Anti-austerity campaigners from across the UK will be converging on London tomorrow for a mass demonstration against the Coalition government’s failed policy of cuts.

It is possible that hundreds of thousands of people will journey to the capital to march under the heading, “A Future That Works” – showing their opposition to the government’s pro-austerity, anti-growth policies.
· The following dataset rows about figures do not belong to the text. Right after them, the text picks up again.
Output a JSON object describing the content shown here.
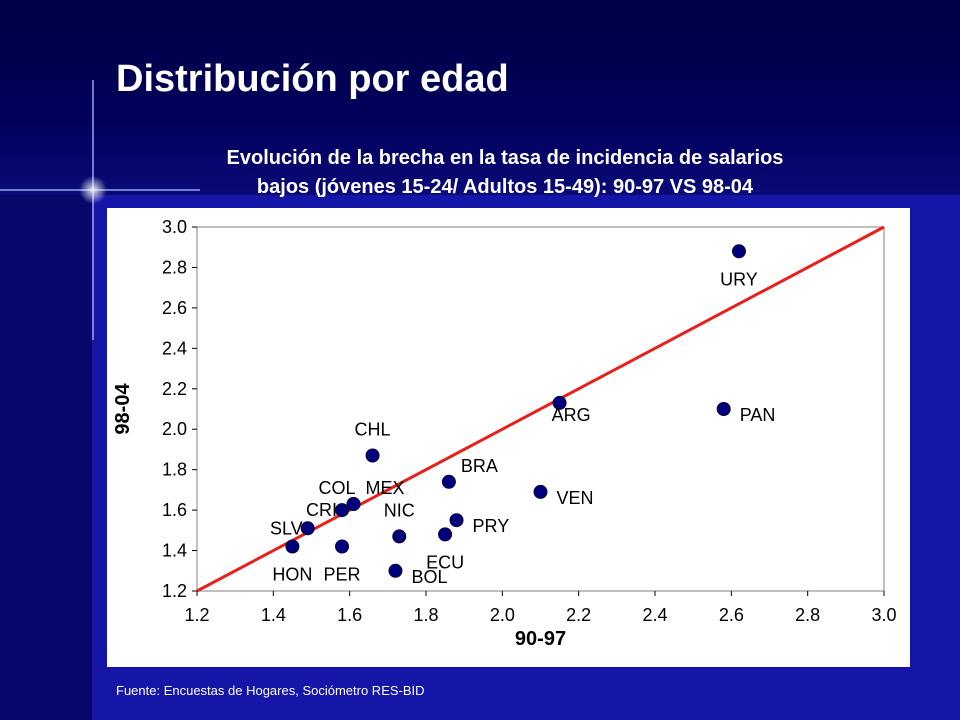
{
  "slide": {
    "title": "Distribución por edad",
    "source": "Fuente: Encuestas de Hogares, Sociómetro RES-BID"
  },
  "colors": {
    "background": "#1515a8",
    "title_text": "#ffffff",
    "point": "#00007a",
    "reference_line": "#e8201c"
  },
  "chart_data": {
    "type": "scatter",
    "title_line1": "Evolución de la brecha en la tasa de incidencia de salarios",
    "title_line2": "bajos (jóvenes 15-24/ Adultos 15-49): 90-97 VS 98-04",
    "xlabel": "90-97",
    "ylabel": "98-04",
    "xlim": [
      1.2,
      3.0
    ],
    "ylim": [
      1.2,
      3.0
    ],
    "xticks": [
      "1.2",
      "1.4",
      "1.6",
      "1.8",
      "2.0",
      "2.2",
      "2.4",
      "2.6",
      "2.8",
      "3.0"
    ],
    "yticks": [
      "1.2",
      "1.4",
      "1.6",
      "1.8",
      "2.0",
      "2.2",
      "2.4",
      "2.6",
      "2.8",
      "3.0"
    ],
    "grid": false,
    "reference_line": {
      "from": [
        1.2,
        1.2
      ],
      "to": [
        3.0,
        3.0
      ]
    },
    "points": [
      {
        "label": "URY",
        "x": 2.62,
        "y": 2.88,
        "label_pos": "below"
      },
      {
        "label": "ARG",
        "x": 2.15,
        "y": 2.13,
        "label_pos": "below-right"
      },
      {
        "label": "PAN",
        "x": 2.58,
        "y": 2.1,
        "label_pos": "right"
      },
      {
        "label": "CHL",
        "x": 1.66,
        "y": 1.87,
        "label_pos": "above"
      },
      {
        "label": "BRA",
        "x": 1.86,
        "y": 1.74,
        "label_pos": "above-right"
      },
      {
        "label": "VEN",
        "x": 2.1,
        "y": 1.69,
        "label_pos": "right"
      },
      {
        "label": "MEX",
        "x": 1.61,
        "y": 1.63,
        "label_pos": "above-right"
      },
      {
        "label": "COL",
        "x": 1.61,
        "y": 1.63,
        "label_pos": "above-left"
      },
      {
        "label": "CRI",
        "x": 1.58,
        "y": 1.6,
        "label_pos": "left"
      },
      {
        "label": "SLV",
        "x": 1.49,
        "y": 1.51,
        "label_pos": "left"
      },
      {
        "label": "HON",
        "x": 1.45,
        "y": 1.42,
        "label_pos": "below"
      },
      {
        "label": "PER",
        "x": 1.58,
        "y": 1.42,
        "label_pos": "below"
      },
      {
        "label": "NIC",
        "x": 1.73,
        "y": 1.47,
        "label_pos": "above"
      },
      {
        "label": "PRY",
        "x": 1.88,
        "y": 1.55,
        "label_pos": "right"
      },
      {
        "label": "ECU",
        "x": 1.85,
        "y": 1.48,
        "label_pos": "below"
      },
      {
        "label": "BOL",
        "x": 1.72,
        "y": 1.3,
        "label_pos": "right"
      }
    ]
  }
}
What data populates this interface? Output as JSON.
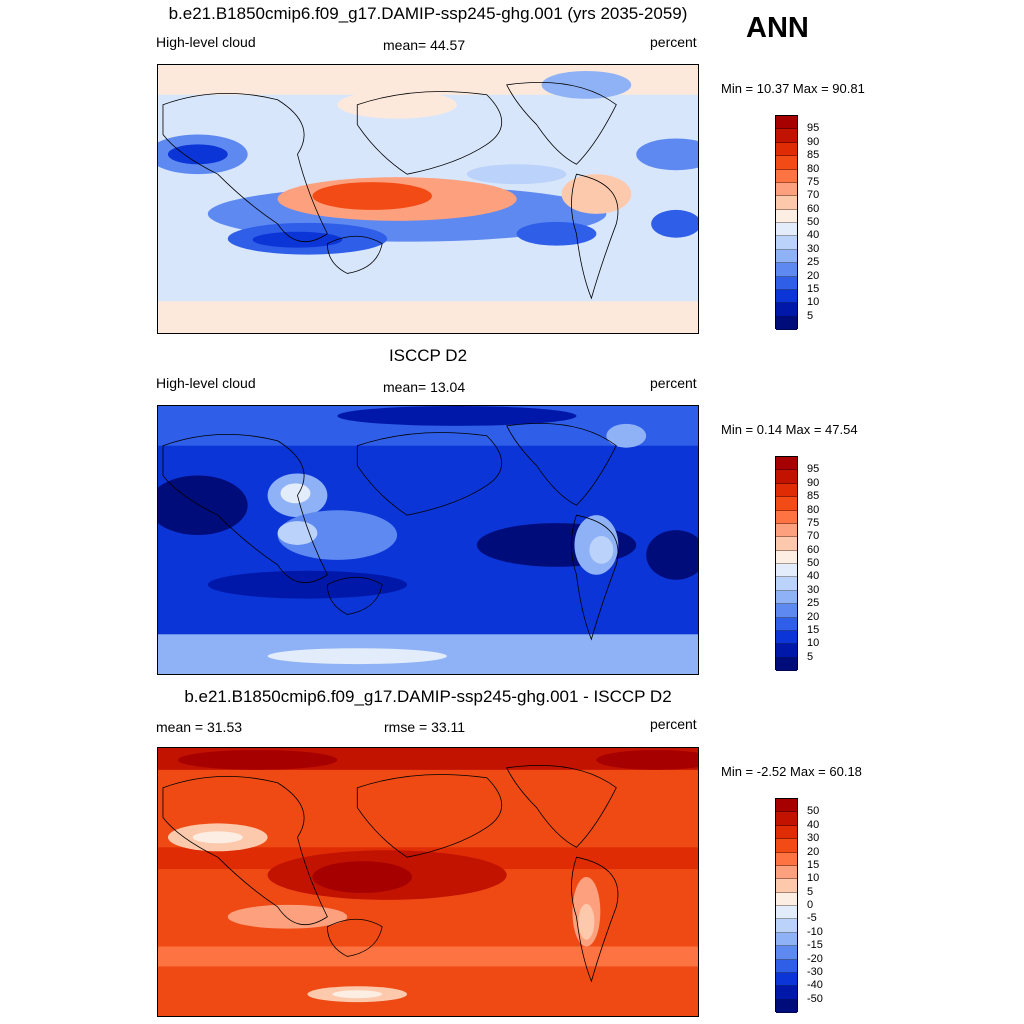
{
  "season": "ANN",
  "palette_pos": [
    "#a60000",
    "#c21200",
    "#e02c05",
    "#f34b15",
    "#fd7342",
    "#fda07e",
    "#fdc9ac",
    "#fdeee3",
    "#e2ecfb",
    "#bbd2fa",
    "#8fb2f6",
    "#5e89f1",
    "#2f5ee8",
    "#0b35d6",
    "#0018aa",
    "#000c7a"
  ],
  "panels": [
    {
      "title": "b.e21.B1850cmip6.f09_g17.DAMIP-ssp245-ghg.001 (yrs 2035-2059)",
      "left_label": "High-level cloud",
      "center_label": "mean=  44.57",
      "right_label": "percent",
      "minmax": "Min =  10.37 Max =  90.81",
      "colorbar_ticks": [
        "95",
        "90",
        "85",
        "80",
        "75",
        "70",
        "60",
        "50",
        "40",
        "30",
        "25",
        "20",
        "15",
        "10",
        "5"
      ],
      "colorbar_colors": [
        "#a60000",
        "#c21200",
        "#e02c05",
        "#f34b15",
        "#fd7342",
        "#fda07e",
        "#fdc9ac",
        "#fdeee3",
        "#e2ecfb",
        "#bbd2fa",
        "#8fb2f6",
        "#5e89f1",
        "#2f5ee8",
        "#0b35d6",
        "#0018aa",
        "#000c7a"
      ],
      "background_color": "#d7e6fb"
    },
    {
      "title": "ISCCP D2",
      "left_label": "High-level cloud",
      "center_label": "mean=  13.04",
      "right_label": "percent",
      "minmax": "Min =   0.14 Max =  47.54",
      "colorbar_ticks": [
        "95",
        "90",
        "85",
        "80",
        "75",
        "70",
        "60",
        "50",
        "40",
        "30",
        "25",
        "20",
        "15",
        "10",
        "5"
      ],
      "colorbar_colors": [
        "#a60000",
        "#c21200",
        "#e02c05",
        "#f34b15",
        "#fd7342",
        "#fda07e",
        "#fdc9ac",
        "#fdeee3",
        "#e2ecfb",
        "#bbd2fa",
        "#8fb2f6",
        "#5e89f1",
        "#2f5ee8",
        "#0b35d6",
        "#0018aa",
        "#000c7a"
      ],
      "background_color": "#0b35d6"
    },
    {
      "title": "b.e21.B1850cmip6.f09_g17.DAMIP-ssp245-ghg.001 - ISCCP D2",
      "left_label": "mean =  31.53",
      "center_label": "rmse =  33.11",
      "right_label": "percent",
      "minmax": "Min =  -2.52 Max =  60.18",
      "colorbar_ticks": [
        "50",
        "40",
        "30",
        "20",
        "15",
        "10",
        "5",
        "0",
        "-5",
        "-10",
        "-15",
        "-20",
        "-30",
        "-40",
        "-50"
      ],
      "colorbar_colors": [
        "#a60000",
        "#c21200",
        "#e02c05",
        "#f34b15",
        "#fd7342",
        "#fda07e",
        "#fdc9ac",
        "#fdeee3",
        "#e2ecfb",
        "#bbd2fa",
        "#8fb2f6",
        "#5e89f1",
        "#2f5ee8",
        "#0b35d6",
        "#0018aa",
        "#000c7a"
      ],
      "background_color": "#ef4a14"
    }
  ]
}
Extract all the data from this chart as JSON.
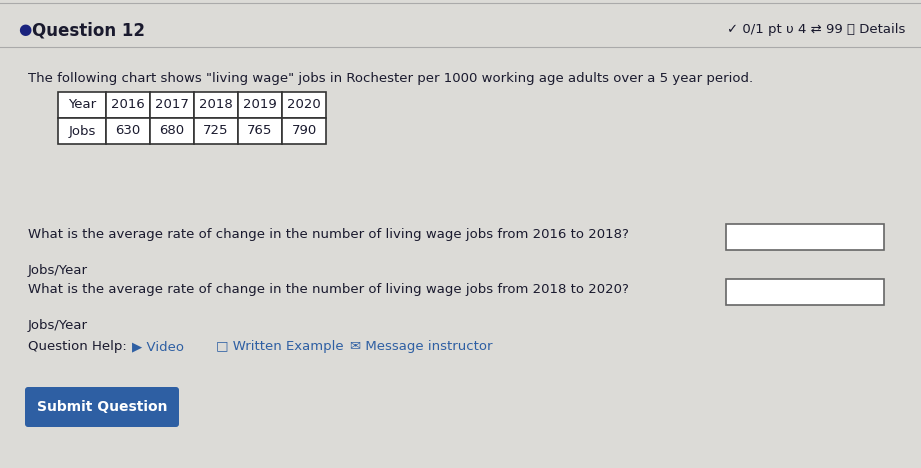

The march will end with a rally in Hyde Park.

If you’re wondering whether to go, or even whether the demonstration is justified, I would like to quote the following, from the organisers’ website:

“Austerity has failed – the economy has not grown for two years, unemployment and youth unemployment have risen, living standards have been squeezed and borrowing is not coming down.

“We need an alternative approach – one that puts decent work and growth at its heart and takes a long-term approach to rebuilding the British economy after the crash.

“We need to invest in new infrastructure in transport, energy and social affordable housing and to make fighting youth and long-term unemployment an absolute priority.

“We need to see rising wages so our economy has sustainable growth and isn’t based on household debt.

“We need to reform the banking system so it works for the real economy and an active industrial policy to support manufacturing and the green, low-carbon sectors of the future.

“We need tax justice with a clamp down on avoidance and evasion and a Robin Hood tax on the banks.

“We cannot afford to continue with austerity nor can we go back to business as unusual.

“We need policies to build a ‘new economy’ where the rewards from growth are more equally shared by those in the middle and at the bottom rather than just going to those at the top.

“Finally we need economic growth to be spread across the entire country rather than just being concentrated in a handful of sectors and parts of the UK.”